Wednesday, November 12, 2008

Chapter 16

“You should have waited until the morning to come here. It’s late and you’re tired—I can hear it in your voice.” Rouen took the basket from Daelia’s hands.
“I know, but I haven’t been able to bring food for several days and the cook’s back was turned as I left the kitchen tonight,” she took hold of his free hand and, in it, placed a clumsy sack, “Here’s also a little wood, though hardly more than sticks.”
“Stealing food from Master to feed a blind renegade…” he let his voice trail off teasingly, but the gratitude was evident.
“I suppose I’m becoming quite the renegade myself then.” Wearily, Daelia sank onto a hard bench.
Rouen’s face turned suddenly sober at her words, the light mood of the moment before disappearing. His look remaining troubled as he sat down on the low bed that sat against the wall, near the fireplace. The tiny fire that burned inside was pitiful and barely cast a flicker of light across the dark chapel and added little in terms of warmth.
After throwing onto the small blaze one of the pieces of wood that Daelia had just brought he sat quietly for several moments, picking moodily at the knotted cloth that held the food.
“What is it? What did I say?”
Silence.
“Well?”
Rouen sighed, long and slowly, “He’ll appear one day, you know, to find my body.”
Daelia blinked once. Twice. Did I miss something? I know I’m tired, but surely I didn’t just hear…
“What are you speaking of?”
“When he finds me very much alive…he’ll discover what you have done for me, and then we will both find our lives coming to a very swift and painful end.”
”Who wishes you dead?”
“Eliam.”
Again she paused, still not understanding, “Why would Lord Vitalis come looking for your dead body?”
“Because he’s trying to kill me.” He said it as a statement of fact.
“I don’t understand, Rouen. What reason could there possibly be for him to kill you?”
He continued as though he hadn’t heard the question, “I suspected it as soon Serina ceased bringing the food, but now I am certain of it.”
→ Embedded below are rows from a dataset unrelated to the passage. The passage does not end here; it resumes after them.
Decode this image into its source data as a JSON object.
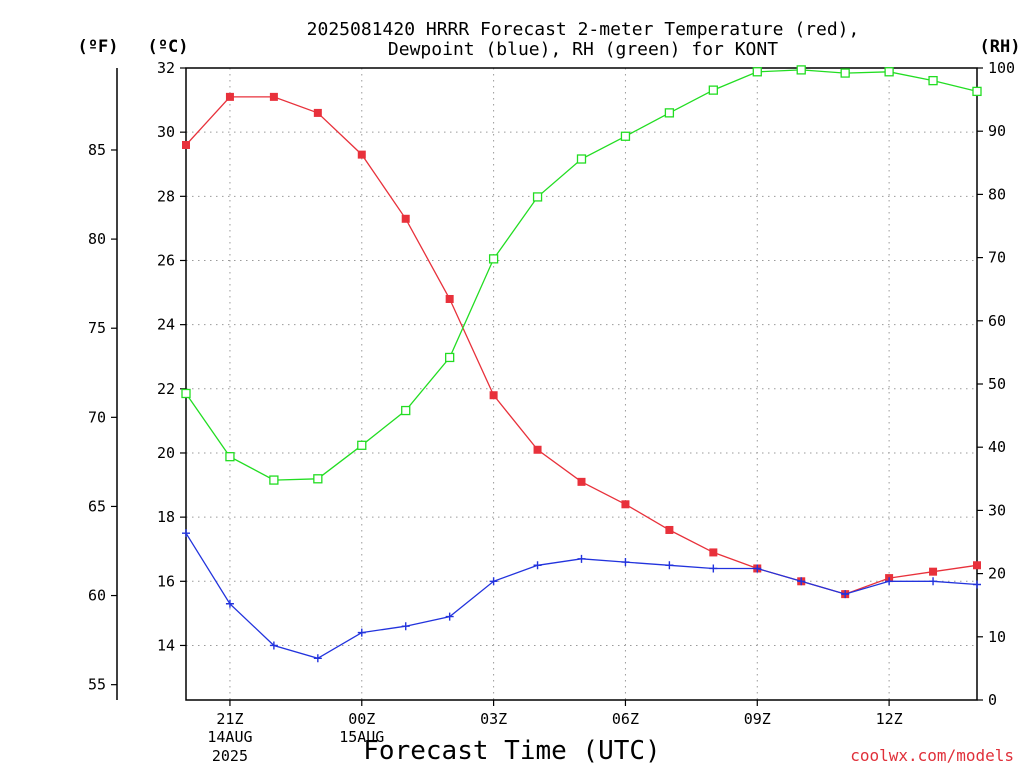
{
  "chart_data": {
    "type": "line",
    "title_lines": [
      "2025081420 HRRR Forecast 2-meter Temperature (red),",
      "Dewpoint (blue), RH (green) for KONT"
    ],
    "units": {
      "fahrenheit": "(ºF)",
      "celsius": "(ºC)",
      "rh": "(RH)"
    },
    "xlabel": "Forecast Time (UTC)",
    "credit": "coolwx.com/models",
    "x": [
      20,
      21,
      22,
      23,
      24,
      25,
      26,
      27,
      28,
      29,
      30,
      31,
      32,
      33,
      34,
      35,
      36,
      37,
      38
    ],
    "x_ticks": [
      {
        "x": 21,
        "label": "21Z",
        "sub": [
          "14AUG",
          "2025"
        ]
      },
      {
        "x": 24,
        "label": "00Z",
        "sub": [
          "15AUG"
        ]
      },
      {
        "x": 27,
        "label": "03Z",
        "sub": []
      },
      {
        "x": 30,
        "label": "06Z",
        "sub": []
      },
      {
        "x": 33,
        "label": "09Z",
        "sub": []
      },
      {
        "x": 36,
        "label": "12Z",
        "sub": []
      }
    ],
    "xlim": [
      20,
      38
    ],
    "y_celsius": {
      "lim": [
        12.3,
        32
      ],
      "ticks": [
        14,
        16,
        18,
        20,
        22,
        24,
        26,
        28,
        30,
        32
      ]
    },
    "y_fahrenheit": {
      "ticks": [
        55,
        60,
        65,
        70,
        75,
        80,
        85
      ]
    },
    "y_rh": {
      "lim": [
        0,
        100
      ],
      "ticks": [
        0,
        10,
        20,
        30,
        40,
        50,
        60,
        70,
        80,
        90,
        100
      ]
    },
    "grid": true,
    "series": [
      {
        "name": "Temperature",
        "color": "#e8313b",
        "marker": "filled-square",
        "axis": "celsius",
        "values": [
          29.6,
          31.1,
          31.1,
          30.6,
          29.3,
          27.3,
          24.8,
          21.8,
          20.1,
          19.1,
          18.4,
          17.6,
          16.9,
          16.4,
          16.0,
          15.6,
          16.1,
          16.3,
          16.5
        ]
      },
      {
        "name": "Dewpoint",
        "color": "#2233dd",
        "marker": "plus",
        "axis": "celsius",
        "values": [
          17.5,
          15.3,
          14.0,
          13.6,
          14.4,
          14.6,
          14.9,
          16.0,
          16.5,
          16.7,
          16.6,
          16.5,
          16.4,
          16.4,
          16.0,
          15.6,
          16.0,
          16.0,
          15.9
        ]
      },
      {
        "name": "RH",
        "color": "#22dd22",
        "marker": "open-square",
        "axis": "rh",
        "values": [
          48.5,
          38.5,
          34.8,
          35.0,
          40.3,
          45.8,
          54.2,
          69.8,
          79.6,
          85.6,
          89.2,
          92.9,
          96.5,
          99.4,
          99.7,
          99.2,
          99.4,
          98.0,
          96.3
        ]
      }
    ]
  }
}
Without apparent reason, a violent growl tore from his throat, startling Daelia with its ferocity as he suddenly pushed away from the bed and began to pace back and forth across one side of the chapel.
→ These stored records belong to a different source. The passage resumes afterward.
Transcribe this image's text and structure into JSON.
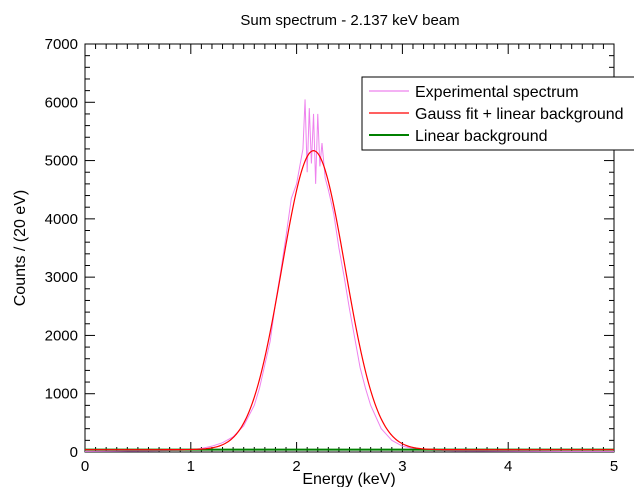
{
  "chart_data": {
    "type": "line",
    "title": "Sum spectrum - 2.137 keV beam",
    "xlabel": "Energy (keV)",
    "ylabel": "Counts / (20 eV)",
    "xlim": [
      0,
      5
    ],
    "ylim": [
      0,
      7000
    ],
    "xticks": [
      0,
      1,
      2,
      3,
      4,
      5
    ],
    "yticks": [
      0,
      1000,
      2000,
      3000,
      4000,
      5000,
      6000,
      7000
    ],
    "grid": false,
    "legend_position": "top-right",
    "series": [
      {
        "name": "Experimental spectrum",
        "color": "#ee82ee",
        "x": [
          0.0,
          0.3,
          0.6,
          0.9,
          1.0,
          1.1,
          1.2,
          1.3,
          1.4,
          1.5,
          1.6,
          1.65,
          1.7,
          1.75,
          1.8,
          1.85,
          1.9,
          1.95,
          2.0,
          2.03,
          2.06,
          2.08,
          2.1,
          2.12,
          2.14,
          2.16,
          2.18,
          2.2,
          2.22,
          2.24,
          2.27,
          2.3,
          2.35,
          2.4,
          2.45,
          2.5,
          2.55,
          2.6,
          2.65,
          2.7,
          2.8,
          2.9,
          3.0,
          3.1,
          3.2,
          3.3,
          3.5,
          4.0,
          4.5,
          5.0
        ],
        "y": [
          10,
          15,
          20,
          30,
          40,
          60,
          100,
          160,
          260,
          450,
          800,
          1100,
          1500,
          1900,
          2550,
          3100,
          3700,
          4350,
          4600,
          4900,
          5200,
          6050,
          4800,
          5900,
          4950,
          5800,
          4600,
          5800,
          4900,
          5300,
          4700,
          4500,
          4100,
          3500,
          3000,
          2450,
          1950,
          1450,
          1100,
          800,
          400,
          200,
          100,
          60,
          40,
          30,
          20,
          15,
          10,
          10
        ]
      },
      {
        "name": "Gauss fit + linear background",
        "color": "#ff0000",
        "function": "gauss",
        "amplitude": 5130,
        "mean": 2.16,
        "sigma": 0.3,
        "background": 40
      },
      {
        "name": "Linear background",
        "color": "#008000",
        "x": [
          0,
          5
        ],
        "y": [
          40,
          40
        ]
      }
    ]
  }
}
“I cannot stay here any longer Daelia, do you understand?” He pulled at his hair in frustration as he stalked to the far end of the room. “I must leave this place! He will never have the courage to kill me himself, to plunge the knife with his own hand, but he will see me dead rather than risk losing everything!” The door shuddered as it met with a remarkably well-aimed boot.
“And now I have endangered your life as well. This was my own curse, my own hell, my punishment, not yours! I should never have allowed to you involve yourself!” He picked up one of the wooden pews and hurled it blindly through the air where it met the stone wall and sent fragments of wood skittering across the floor.
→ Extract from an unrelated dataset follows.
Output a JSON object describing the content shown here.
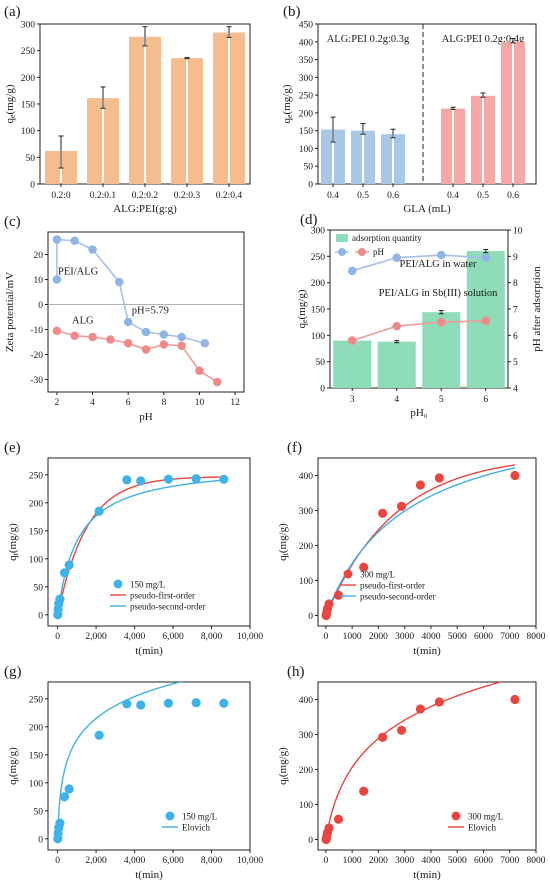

The unexpected violence displayed by the usually calm and collected blind man not only shocked Daelia but scared her as well, making her a angry that she still did not understand Rouen’s fear or his sudden loss of temper.
In the few late night conversations they’d had, she had learned a good deal about his personality and his favorite subjects: the history of Parsaena and the political ideals of its founding fathers. He’d spoken of these topics with such passion that Daelia found his excitement affecting. Into the early hours of the morning they had discussed history and politics, philosophy and religion, but nothing of their families or their past—everything and nothing. Suspecting that whatever kept him from revealing too much about his past was the same as hers, she had tread carefully. Some pain was still too near, some stories too long, and some disappointments too overwhelming.
The situation being what it was, however, at that moment sensitivity was not a primary concern. “Rouen, quiet yourself!” As he ranted loudly and angrily at no one, Daelia’s command cut through the din, and the flood of words broke of mid-curse.
“Now, you will explain to me what has sent you into such a passion right now, and no more of your nonsense! By the heavens! One would think I was looking at an ill-behaved child instead of a grown man,” she admonished.
One of the fallen tapestries, long-forgotten on the stone floor, received a brutal kick which sent up a cloud of dust, but he seemed to have gotten control of himself, “Eliam wants me dead because if my presence would become known, he would lose his position as Lord of Caerlock; and believe you me, murder is not beneath him.”
“What kind of threat could you possibly pose to Eliam Vitalis’ position? Who are you to him?”

She hadn’t meant it disparagingly, but the honest question seemed to provoke something in the young blind man.
As Rouen turned in the dim firelight to face her, he drew himself up to his full height and squared his shoulders.
“I am Ayrasen Rouen Vitalis. Eliam’s older brother, rightful Lord of Caerlock.”